O resultado será uma profissão ainda mais valorizada e respeitada pelo seu sentido de missão e de serviço, pela saúde e bem-estar de todos.
- Qual é o maior desafio de ‘manipular’ os problemas da profissão?
A palavra manipular nos dias de hoje tem uma conotação negativa, muito distante da palavra “manipular” da arte farmacêutica magistral, processo de carácter técnico, de mistura e homogeneização de substâncias ativas e excipientes em pequena escala e segundo a arte, para garantir a qualidade do preparado.
Transportando para a profissão farmacêutica, prefiro substitui a palavra “manipular” por gerir.

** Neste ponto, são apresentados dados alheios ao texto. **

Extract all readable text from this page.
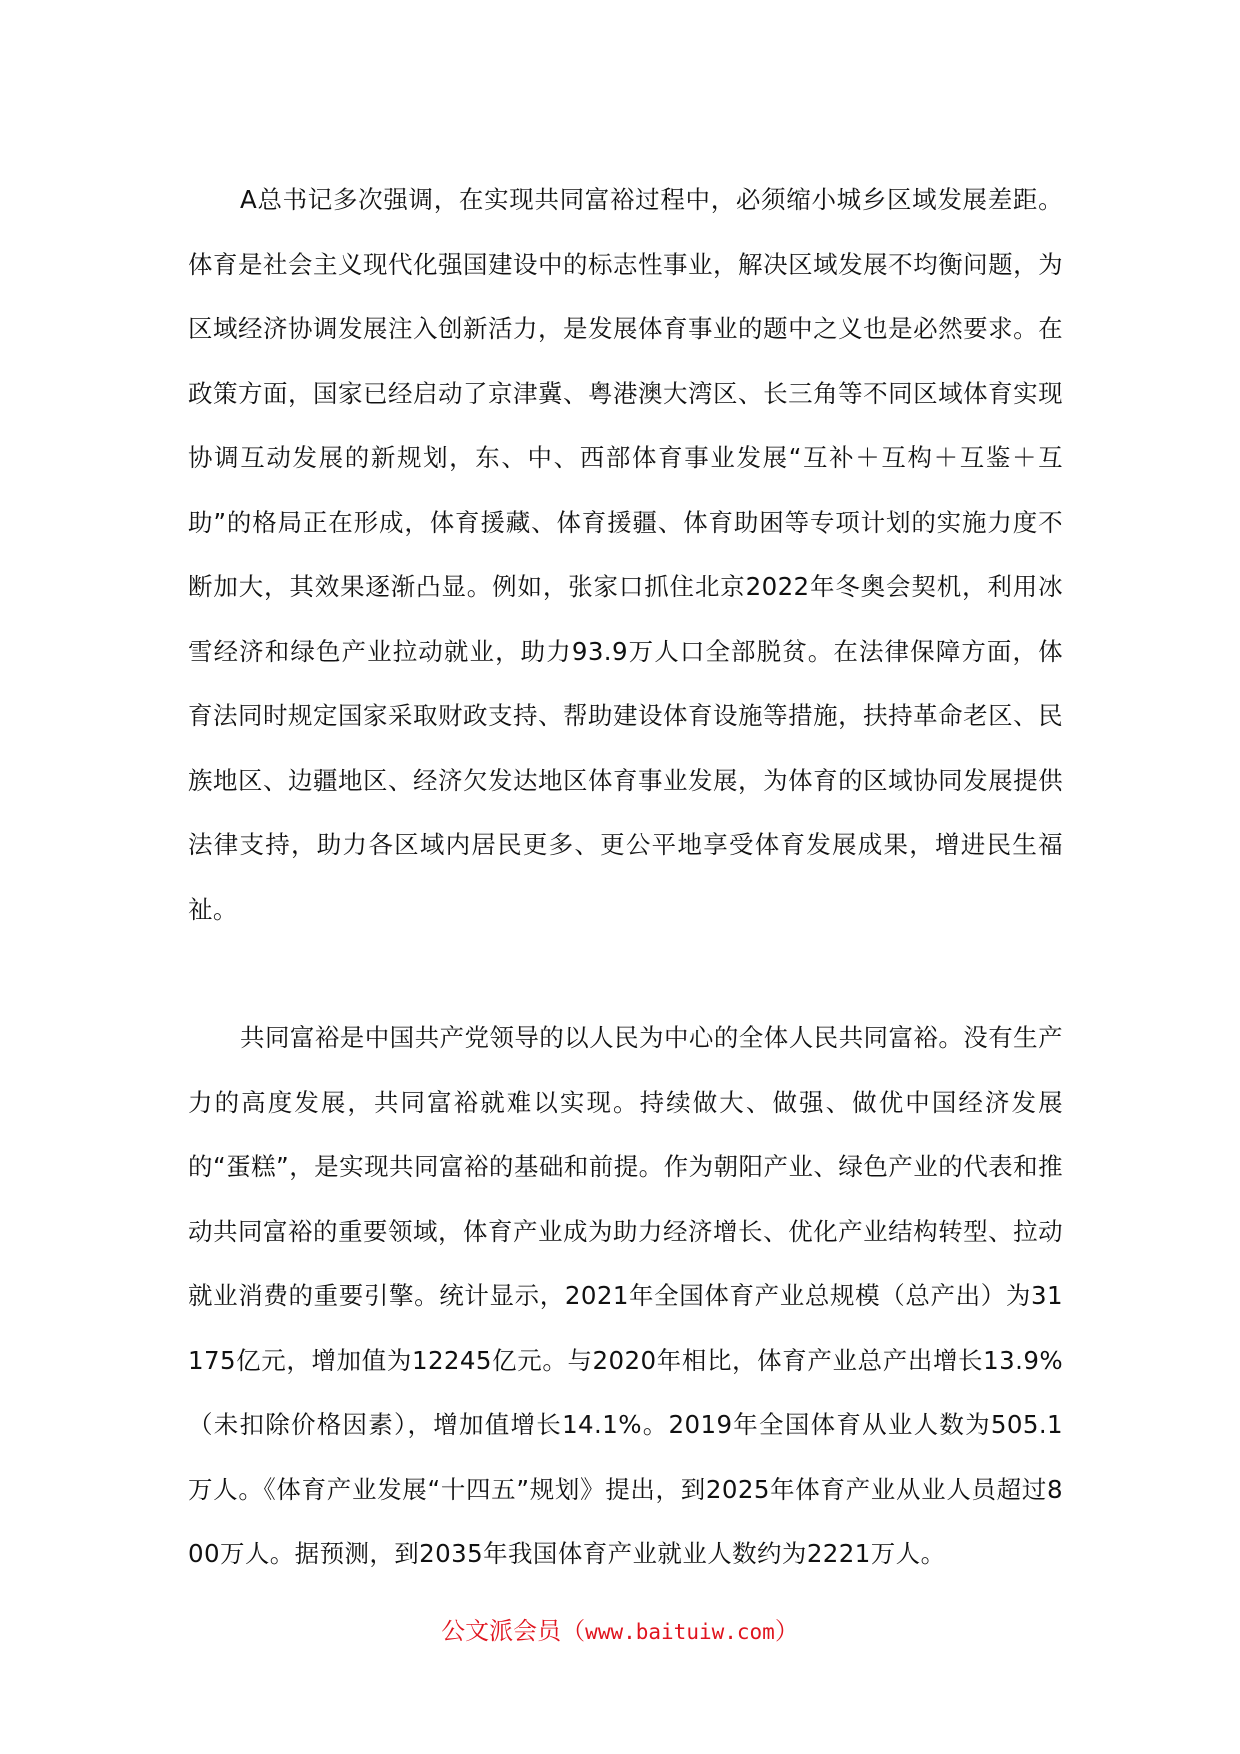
A总书记多次强调，在实现共同富裕过程中，必须缩小城乡区域发展差距。体育是社会主义现代化强国建设中的标志性事业，解决区域发展不均衡问题，为区域经济协调发展注入创新活力，是发展体育事业的题中之义也是必然要求。在政策方面，国家已经启动了京津冀、粤港澳大湾区、长三角等不同区域体育实现协调互动发展的新规划，东、中、西部体育事业发展“互补＋互构＋互鉴＋互助”的格局正在形成，体育援藏、体育援疆、体育助困等专项计划的实施力度不断加大，其效果逐渐凸显。例如，张家口抓住北京2022年冬奥会契机，利用冰雪经济和绿色产业拉动就业，助力93.9万人口全部脱贫。在法律保障方面，体育法同时规定国家采取财政支持、帮助建设体育设施等措施，扶持革命老区、民族地区、边疆地区、经济欠发达地区体育事业发展，为体育的区域协同发展提供法律支持，助力各区域内居民更多、更公平地享受体育发展成果，增进民生福祉。

共同富裕是中国共产党领导的以人民为中心的全体人民共同富裕。没有生产力的高度发展，共同富裕就难以实现。持续做大、做强、做优中国经济发展的“蛋糕”，是实现共同富裕的基础和前提。作为朝阳产业、绿色产业的代表和推动共同富裕的重要领域，体育产业成为助力经济增长、优化产业结构转型、拉动就业消费的重要引擎。统计显示，2021年全国体育产业总规模（总产出）为31175亿元，增加值为12245亿元。与2020年相比，体育产业总产出增长13.9%（未扣除价格因素），增加值增长14.1%。2019年全国体育从业人数为505.1万人。《体育产业发展“十四五”规划》提出，到2025年体育产业从业人员超过800万人。据预测，到2035年我国体育产业就业人数约为2221万人。

公文派会员（www.baituiw.com）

A melhor maneira de ultrapassar as dificuldades profissionais que vamos enfrentado, passa por sabermos gerir as nossas expectativas perante as oportunidades de um mercado livre e competitivo. Não tenho uma visão pessimista da profissão farmacêutica, bem pelo contrário. Reconheço as dificuldades dos colegas que trabalham sob a alçada do SNS mas que é transversal a outras profissões da área da saúde.
O exercício da profissão na Indústria farmacêutica é desafiante, mas muito promissor e por isso cada vez mais atrativa para as novas gerações de farmacêuticos.
- Qual é a ‘posologia’ para ser um bom líder no órgão a que concorre?
Será necessariamente um medicamento de associação de várias substâncias ativas nas doses terapêuticas certas e bem balanceadas. Experiência e conhecimento, iniciativa e competência, a par da Integridade e ética, liderança e perseverança! Essencialmente enquanto Líder dar o exemplo, e neste caso em particular do Conselho do Colégio da Especialidade da Indústria Farmacêutica, gostar de servir a profissão que abracei há 35 anos.
- Se pudesse eliminar uma única “reação adversa” da profissão, qual seria?
Eliminaria o egocentrismo, porque destrói todos os outros fatores positivos para trabalhar em equipa e não é compatível com o desígnio do farmacêutico, que é, em última instância, servir os outros.
- Qual é a sua visão para a Indústria Farmacêutica daqui a 10 anos?
Do ponto de vista de processo, muito mais automatizada e digitalizada. Do ponto de vista de soluções terapêuticas, muito mais focada na medicina personalizada e nas soluções tendo por base a terapia genética e agentes biológicos, com o propósito de curar a doença, em vez da medicina tradicional focada em tratar os sintomas. Sinceramente, espero que a tecnologia continue a evoluir, que o trabalho manual seja substituído por automatização, que a inteligência artificial nos permita tomar mais decisões, mais inteligentes, mais rápidas e acertadas. Que o farmacêutico continue a ser o profissional na vanguarda do desenvolvimento e industrialização das soluções terapêuticas e a ser o fiel da balança na tomada de decisões, na libertação de lotes, na salvaguarda da segurança e bem-estar de todos.